You should read the final chapters of the Book of Job, where God appears and tells Job that God’s ways are not man’s ways and man cannot understand God’s ways. That teaching, which blows away Job’s insistence for a humanly rational explanation of the terrible inequities God has imposed on him, may not be to your liking, but I think it is the correct answer.
- end of initial entry -
VFR reader Jeff Kantor writes in response to the above:
I liked your last post very much.
I would only add that the just deserts only appear in the final analysis, not prior to death. Otherwise, the Crucifixion is—by your interlocutor’s standards—the supreme example of God’s injustice or the final proof of his nonexistence.
I always want to ask these people, “So, then, you have a world full of tsunamis and such and no redemption, no meaning to it all. Does that answer satsify you? Or is it precisely the thought of the world we IN FACT HAVE without any transfiguring meaning which causes you to seek for an answer in the first place?”
A senseless, material world is incomprehensible because it is nonsensical. This is the reason that when struck by such disasters, people ask—perhaps in agony or fury—”Why? Why?” They expect an answer; or at least, like Job, they expect to be reassured that there IS an answer, even if it is just the incomprehensible statement, “I AM WHO I AM”. (Moses, you see, got the same answer from the Almighty that Job did.)
These questions always seem to me to start from the wrong end of the stick. The world end of the stick just gets you to the point where you grapple around until you find the God end of the stick. And then you START from there.
Very good, thank you.
Posted by Lawrence Auster at January 02, 2005 05:27 PM | Send
And get this. Not only is the Crucifixion the most unfair thing (since Jesus is the highest man and he’s suffering the lowest most horrible death, and since he is sinless but is receiving the punishment of all sin), but
JESUS VOLUNTEERED FOR AND DELIBERATELY UNDERTOOK THAT DEATH.
Now why would he choose such an “unfair” death for himself?
HE CHOSE IT IN ORDER TO OVERCOME ALL THE UNFAIRNESS, CRUELTY, INJUSTICE, AND MEANINGLESS SUFFERING THAT ARE INHERENT IN THIS WORLD.
By voluntarily undergoing that death (not only undergoing it with all its fear and horror, but orchestrating it from first to last), by going through what he went through perfectly, always following and pleasing the Father, he showed all men how to live and die in this world. He was showing that the only real resolution to the unfairness and senseless cruelty and conflicts of this world is found through living according to the will of God, which we are invited to do by and through Christ, the Reconciler of all conflicts.

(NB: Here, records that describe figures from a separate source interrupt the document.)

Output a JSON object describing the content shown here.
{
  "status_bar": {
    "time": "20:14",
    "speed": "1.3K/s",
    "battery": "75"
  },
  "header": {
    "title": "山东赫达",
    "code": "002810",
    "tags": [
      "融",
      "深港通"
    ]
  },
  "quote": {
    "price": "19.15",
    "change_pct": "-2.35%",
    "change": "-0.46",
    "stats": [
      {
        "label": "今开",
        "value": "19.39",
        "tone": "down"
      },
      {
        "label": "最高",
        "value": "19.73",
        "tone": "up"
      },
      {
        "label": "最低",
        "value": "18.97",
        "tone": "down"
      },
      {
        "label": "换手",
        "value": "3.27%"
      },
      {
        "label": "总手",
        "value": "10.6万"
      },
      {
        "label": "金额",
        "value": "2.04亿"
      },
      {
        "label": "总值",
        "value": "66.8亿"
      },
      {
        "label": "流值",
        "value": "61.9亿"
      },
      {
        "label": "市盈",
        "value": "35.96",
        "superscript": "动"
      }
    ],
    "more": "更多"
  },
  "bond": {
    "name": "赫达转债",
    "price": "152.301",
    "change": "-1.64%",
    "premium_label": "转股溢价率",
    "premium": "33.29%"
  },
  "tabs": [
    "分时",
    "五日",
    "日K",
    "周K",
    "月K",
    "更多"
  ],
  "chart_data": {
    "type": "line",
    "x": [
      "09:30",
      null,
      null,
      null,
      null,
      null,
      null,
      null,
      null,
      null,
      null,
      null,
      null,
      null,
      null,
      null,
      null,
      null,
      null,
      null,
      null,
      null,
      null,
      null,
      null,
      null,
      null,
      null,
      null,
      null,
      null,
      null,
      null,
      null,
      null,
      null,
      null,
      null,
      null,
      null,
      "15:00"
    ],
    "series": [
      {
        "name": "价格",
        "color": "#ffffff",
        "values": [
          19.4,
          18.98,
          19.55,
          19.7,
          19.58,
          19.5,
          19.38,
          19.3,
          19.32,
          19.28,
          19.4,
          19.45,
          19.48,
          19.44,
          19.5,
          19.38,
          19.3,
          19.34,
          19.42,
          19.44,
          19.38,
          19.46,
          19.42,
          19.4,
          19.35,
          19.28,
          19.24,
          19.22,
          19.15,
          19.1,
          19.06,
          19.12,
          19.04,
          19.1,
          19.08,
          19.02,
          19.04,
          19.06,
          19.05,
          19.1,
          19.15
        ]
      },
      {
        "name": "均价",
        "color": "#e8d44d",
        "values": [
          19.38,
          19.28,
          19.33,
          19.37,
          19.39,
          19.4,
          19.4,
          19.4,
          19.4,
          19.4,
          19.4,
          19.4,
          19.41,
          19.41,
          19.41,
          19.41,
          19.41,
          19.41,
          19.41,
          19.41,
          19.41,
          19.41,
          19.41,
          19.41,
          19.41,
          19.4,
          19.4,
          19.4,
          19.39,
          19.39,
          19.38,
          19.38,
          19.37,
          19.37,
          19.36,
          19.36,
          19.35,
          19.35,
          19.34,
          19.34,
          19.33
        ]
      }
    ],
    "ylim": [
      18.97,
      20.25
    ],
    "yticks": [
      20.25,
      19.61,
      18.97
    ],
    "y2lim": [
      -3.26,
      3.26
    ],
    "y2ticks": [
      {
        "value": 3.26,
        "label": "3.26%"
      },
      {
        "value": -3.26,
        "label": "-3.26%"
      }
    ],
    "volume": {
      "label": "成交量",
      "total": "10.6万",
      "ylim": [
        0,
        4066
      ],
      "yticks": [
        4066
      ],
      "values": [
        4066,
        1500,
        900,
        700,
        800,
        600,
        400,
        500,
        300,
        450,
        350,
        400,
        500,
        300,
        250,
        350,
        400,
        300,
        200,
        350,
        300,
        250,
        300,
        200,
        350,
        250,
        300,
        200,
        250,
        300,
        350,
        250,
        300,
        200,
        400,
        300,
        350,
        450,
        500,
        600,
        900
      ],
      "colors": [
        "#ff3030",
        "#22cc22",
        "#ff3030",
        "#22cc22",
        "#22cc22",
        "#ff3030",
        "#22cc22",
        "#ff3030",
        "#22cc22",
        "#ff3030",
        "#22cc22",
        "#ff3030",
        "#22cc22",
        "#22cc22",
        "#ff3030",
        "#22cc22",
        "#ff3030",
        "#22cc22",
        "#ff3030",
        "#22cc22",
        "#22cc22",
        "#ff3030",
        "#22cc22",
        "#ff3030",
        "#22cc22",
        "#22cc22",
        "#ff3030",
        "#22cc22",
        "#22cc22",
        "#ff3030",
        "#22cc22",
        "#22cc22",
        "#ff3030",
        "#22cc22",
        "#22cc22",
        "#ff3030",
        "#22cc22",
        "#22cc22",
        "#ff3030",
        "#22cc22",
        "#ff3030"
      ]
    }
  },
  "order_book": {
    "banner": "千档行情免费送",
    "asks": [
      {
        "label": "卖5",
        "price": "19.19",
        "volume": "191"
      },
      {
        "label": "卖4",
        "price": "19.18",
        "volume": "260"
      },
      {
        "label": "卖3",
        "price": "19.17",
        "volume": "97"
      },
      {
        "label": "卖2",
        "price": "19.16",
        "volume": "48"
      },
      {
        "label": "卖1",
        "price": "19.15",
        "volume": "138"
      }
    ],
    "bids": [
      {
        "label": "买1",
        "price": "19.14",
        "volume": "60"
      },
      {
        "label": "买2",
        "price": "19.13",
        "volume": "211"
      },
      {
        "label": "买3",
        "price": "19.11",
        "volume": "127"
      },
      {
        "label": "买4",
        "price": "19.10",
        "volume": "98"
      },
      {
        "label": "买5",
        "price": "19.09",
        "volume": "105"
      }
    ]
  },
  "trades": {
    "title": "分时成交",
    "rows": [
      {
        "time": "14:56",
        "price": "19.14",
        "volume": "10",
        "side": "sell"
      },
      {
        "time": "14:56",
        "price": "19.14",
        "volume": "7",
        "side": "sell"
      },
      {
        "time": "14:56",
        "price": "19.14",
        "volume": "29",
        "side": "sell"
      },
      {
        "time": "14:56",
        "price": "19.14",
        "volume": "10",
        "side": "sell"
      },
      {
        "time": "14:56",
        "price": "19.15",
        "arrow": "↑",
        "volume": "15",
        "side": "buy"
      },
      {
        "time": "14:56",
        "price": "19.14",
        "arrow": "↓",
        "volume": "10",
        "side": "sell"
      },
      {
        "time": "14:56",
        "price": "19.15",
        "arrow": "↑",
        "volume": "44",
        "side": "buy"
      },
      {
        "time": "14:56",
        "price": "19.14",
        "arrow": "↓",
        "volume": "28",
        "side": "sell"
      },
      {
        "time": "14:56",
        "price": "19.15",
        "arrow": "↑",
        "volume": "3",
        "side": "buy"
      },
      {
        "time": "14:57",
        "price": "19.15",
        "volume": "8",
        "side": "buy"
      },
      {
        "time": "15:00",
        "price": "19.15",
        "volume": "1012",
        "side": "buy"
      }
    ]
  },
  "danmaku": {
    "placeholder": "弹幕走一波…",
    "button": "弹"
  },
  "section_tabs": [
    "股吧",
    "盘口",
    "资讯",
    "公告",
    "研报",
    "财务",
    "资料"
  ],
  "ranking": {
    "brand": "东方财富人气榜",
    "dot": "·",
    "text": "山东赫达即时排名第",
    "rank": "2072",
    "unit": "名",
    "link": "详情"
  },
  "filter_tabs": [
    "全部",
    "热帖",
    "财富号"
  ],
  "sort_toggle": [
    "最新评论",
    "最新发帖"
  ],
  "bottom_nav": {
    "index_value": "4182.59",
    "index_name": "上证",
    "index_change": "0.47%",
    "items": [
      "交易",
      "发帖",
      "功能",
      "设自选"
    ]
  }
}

So, a terrible unfairness or unequal treatment mandated by God—which is the very thing that my other correspondent regards as so outrageous that for her that it disproves the existence of God—is what Jesus voluntarily chose to take upon himself. Instead of recoiling from such unfair, inequitable treatment, he lovingly embraced it, and so transformed it. (There’s a beautiful verse from one of the Holy Saturday hymns, referring to the Cross as the “Holy Tree,” that says something like this.)
This also shows, as you point out, that meaningless horror can only be made meaningful when man is living in relation to God, because this world, in and of itself, is ultimately senseless and unfair.
So, as you said, far from horrible meaningless disasters convincing people that there is no God, they can and should draw people closer to God.